Research Results & Evaluation

RQ1: LLM Interpretation Accuracy

This section evaluates how accurately the LLM can interpret natural-language delivery modification requests and convert them into structured, validated action schemas.

Overall Performance Metrics

0.9691

F1-score

0.94

Precision

1

Recall

0.953

Average Confidence Score

Outcome Classification by Action Type

The stacked bar chart provides a granular look at the classification outcomes across the 100 test messages, categorizing results into True Positives (TP), False Positives (FP), and False Negatives (FN). This distribution is critical for understanding the system's reliability in identifying actionable requests versus misinterpreting noise.

Performance Across Operational Domains

The chart illustrates the performance of SmartAdmin across the four primary operational domains. The Average Confidence Score serves as a composite metric reflecting the system’s reliability in instruction matching, action selection, parameter extraction and schema formatting.

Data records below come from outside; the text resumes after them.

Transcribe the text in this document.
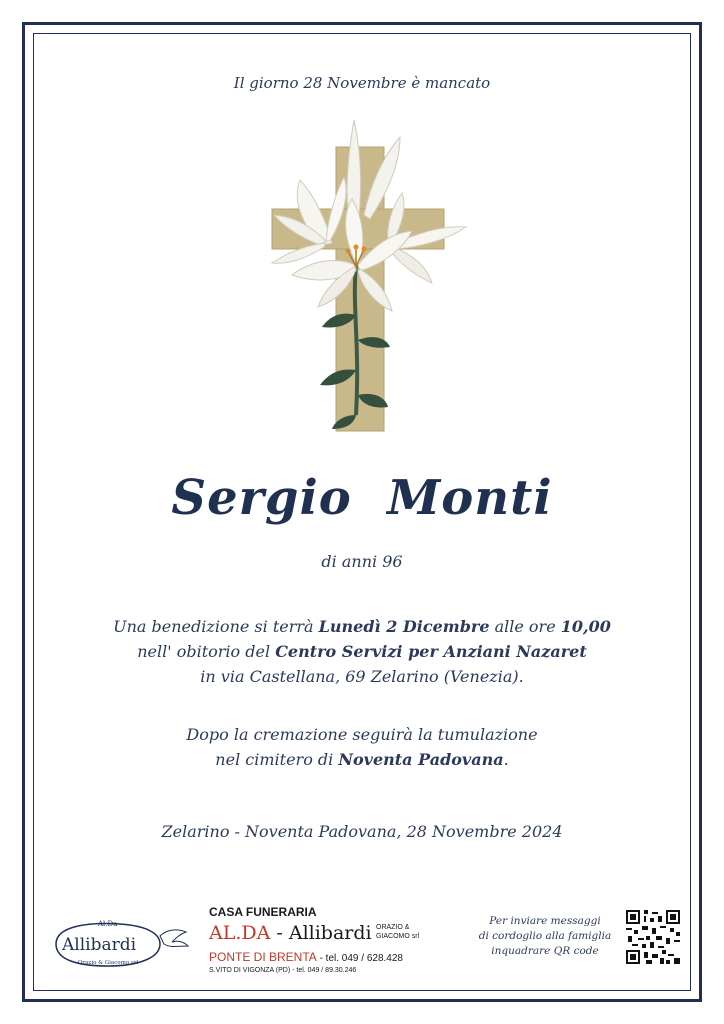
Il giorno 28 Novembre è mancato
Sergio  Monti
di anni 96
Una benedizione si terrà Lunedì 2 Dicembre alle ore 10,00
nell' obitorio del Centro Servizi per Anziani Nazaret
in via Castellana, 69 Zelarino (Venezia).
Dopo la cremazione seguirà la tumulazione
nel cimitero di Noventa Padovana.
Zelarino - Noventa Padovana, 28 Novembre 2024
Al.Da
Allibardi
Orazio & Giacomo srl
CASA FUNERARIA
AL.DA - Allibardi ORAZIO &
GIACOMO srl
PONTE DI BRENTA - tel. 049 / 628.428
S.VITO DI VIGONZA (PD) - tel. 049 / 89.30.246
Per inviare messaggi
di cordoglio alla famiglia
inquadrare QR code
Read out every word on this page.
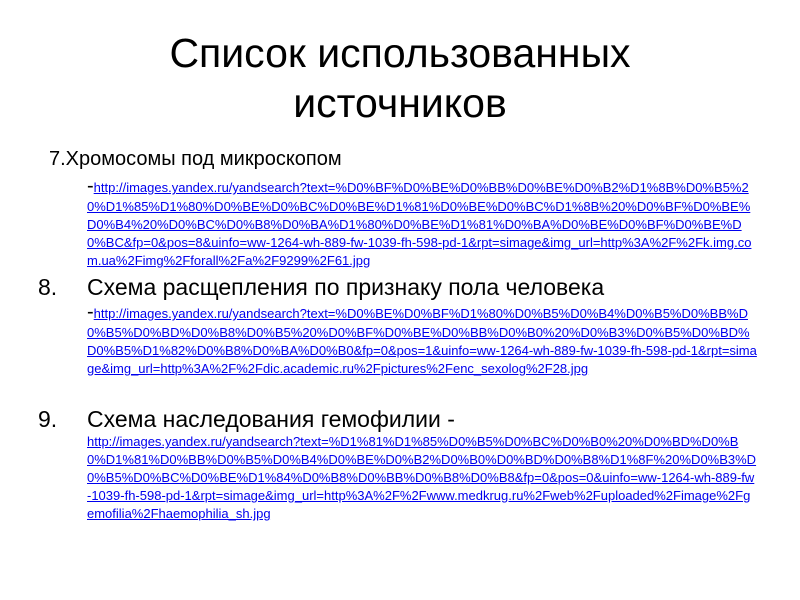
Список использованных
источников
7.Хромосомы под микроскопом
-http://images.yandex.ru/yandsearch?text=%D0%BF%D0%BE%D0%BB%D0%BE%D0%B2%D1%8B%D0%B5%20%D1%85%D1%80%D0%BE%D0%BC%D0%BE%D1%81%D0%BE%D0%BC%D1%8B%20%D0%BF%D0%BE%D0%B4%20%D0%BC%D0%B8%D0%BA%D1%80%D0%BE%D1%81%D0%BA%D0%BE%D0%BF%D0%BE%D0%BC&fp=0&pos=8&uinfo=ww-1264-wh-889-fw-1039-fh-598-pd-1&rpt=simage&img_url=http%3A%2F%2Fk.img.com.ua%2Fimg%2Fforall%2Fa%2F9299%2F61.jpg
8. Схема расщепления по признаку пола человека
-http://images.yandex.ru/yandsearch?text=%D0%BE%D0%BF%D1%80%D0%B5%D0%B4%D0%B5%D0%BB%D0%B5%D0%BD%D0%B8%D0%B5%20%D0%BF%D0%BE%D0%BB%D0%B0%20%D0%B3%D0%B5%D0%BD%D0%B5%D1%82%D0%B8%D0%BA%D0%B0&fp=0&pos=1&uinfo=ww-1264-wh-889-fw-1039-fh-598-pd-1&rpt=simage&img_url=http%3A%2F%2Fdic.academic.ru%2Fpictures%2Fenc_sexolog%2F28.jpg
9. Схема наследования гемофилии -
http://images.yandex.ru/yandsearch?text=%D1%81%D1%85%D0%B5%D0%BC%D0%B0%20%D0%BD%D0%B0%D1%81%D0%BB%D0%B5%D0%B4%D0%BE%D0%B2%D0%B0%D0%BD%D0%B8%D1%8F%20%D0%B3%D0%B5%D0%BC%D0%BE%D1%84%D0%B8%D0%BB%D0%B8%D0%B8&fp=0&pos=0&uinfo=ww-1264-wh-889-fw-1039-fh-598-pd-1&rpt=simage&img_url=http%3A%2F%2Fwww.medkrug.ru%2Fweb%2Fuploaded%2Fimage%2Fgemofilia%2Fhaemophilia_sh.jpg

Key Findings: These results validate that an instruction-centric RAG architecture effectively grounds LLM reasoning within uParcel's operational SOPs. While the tendency to assume parameters in ambiguous messages specifically when domain keywords like "profile" are missing remains an area for refinement, the overall high F1-score confirms that SmartAdmin provides a robust and accurate foundation for automated logistics administration

RQ2: Safety Mechanisms Effectiveness

Evaluation of safety mechanisms including SOP-based validation, risk classification, human-in-the-loop review, and audit logging.

Safety Layer Performance

82.1%

HITL Intervention Rate

0

Unsafe Action Executed

100%

Activity/Action Logged

Detailed Safety Metrics

Metric	Calculation	Result
False Negative Rate	Unsafe Actions Executed ÷ Total Unsafe Actions Submitted	0% (0/24)
HITL Intervention Rate	Actions Requiring Human Approval ÷ Total Actions	82.1% (23/28)
Traceability Completeness	Actions with Complete Logs ÷ Total Actions	100% (28/28)
Safety Test Pass Rate	Safety Test Cases Passed ÷ Total Safety Test Cases	100% (28/28)

Key Findings:

Selective HITL Enforcement: The system's 82.1% HITL Intervention Rate is a direct result of the test design, where each of the 5 action domains (Edit Remarks, Address, Urgency, Job Analysis, Profile) included exactly one "whitelisted" scenario.
Whitelisted Execution Logic: In these 5 specific whitelisted cases (e.g., RQ2-R06, RQ2-A06), the system correctly bypassed the manual approval gate and directly executed the task via Playwright.
Persistent Traceability: Crucially, even when an action was whitelisted for direct execution, the Audit Logging remained fully functional, capturing the identity, timestamp, and automation outcome for 100% of those events.
Default-Block Reliability: For the remaining 23 non-whitelisted or high-risk cases, the "Safety Layer" maintained a 100% success rate in blocking or escalating requests to the admin dashboard, confirming the reliability of the role-based access control (RBAC).

RQ3: Workflow Efficiency & Time Savings

Comparison of AI-assisted automation versus baseline manual workflows for delivery modification tasks.

Time Reduction Metrics

82.3056%

Average Interaction Steps Reduction

-25.622%

Average Completion Time Reduction

Interaction Steps Comparison

Across the 20 evaluated tasks, SmartAdmin consistently reduced interaction steps to a single confirmation step, while manual execution typically required between 4 and 12 discrete interactions per task. This yields a high Average Human Effort Reduction of 82.3056%, indicating that operators perform substantially fewer clicks and field edits when using the system.

Task Completion Time Comparison

[Task Completion Time] compares raw completion times between manual and SmartAdmin executions for each task. For task T01 – T10, the SmartAdmin completion time hovers around 19-31 seconds, whereas manual completion can spike up to 78 seconds for the most complex address changes. For T11 - T20, manual completion drops to around 9 - 18 seconds but SmartAdmin remains close to its typical 21 - 28 second window which results in negative completion time reductions despite the lower interaction effort in the previous chart (Human Effort Reduction).

Key Findings: RQ3 provides a balanced and informative outcome where SmartAdmin achieves substantial reductions in manual interaction steps (82.3056% Average Human Effort Reduction) but currently increases average completion time (-25.622% Average Completion Time Reduction) across the full task set. This demonstrates that AI-assisted workflow automation is not universally superior to manual execution on every dimension. Instead, it introduces clear trade-offs between reduced operator workload and potential latency overhead. These findings suggest that SmartAdmin is most valuable for higher-volume or more complex routine tasks where click reduction and cognitive load matter, while very simple, low-latency operations may remain more time-efficient when performed manually unless further performance optimisations are implemented.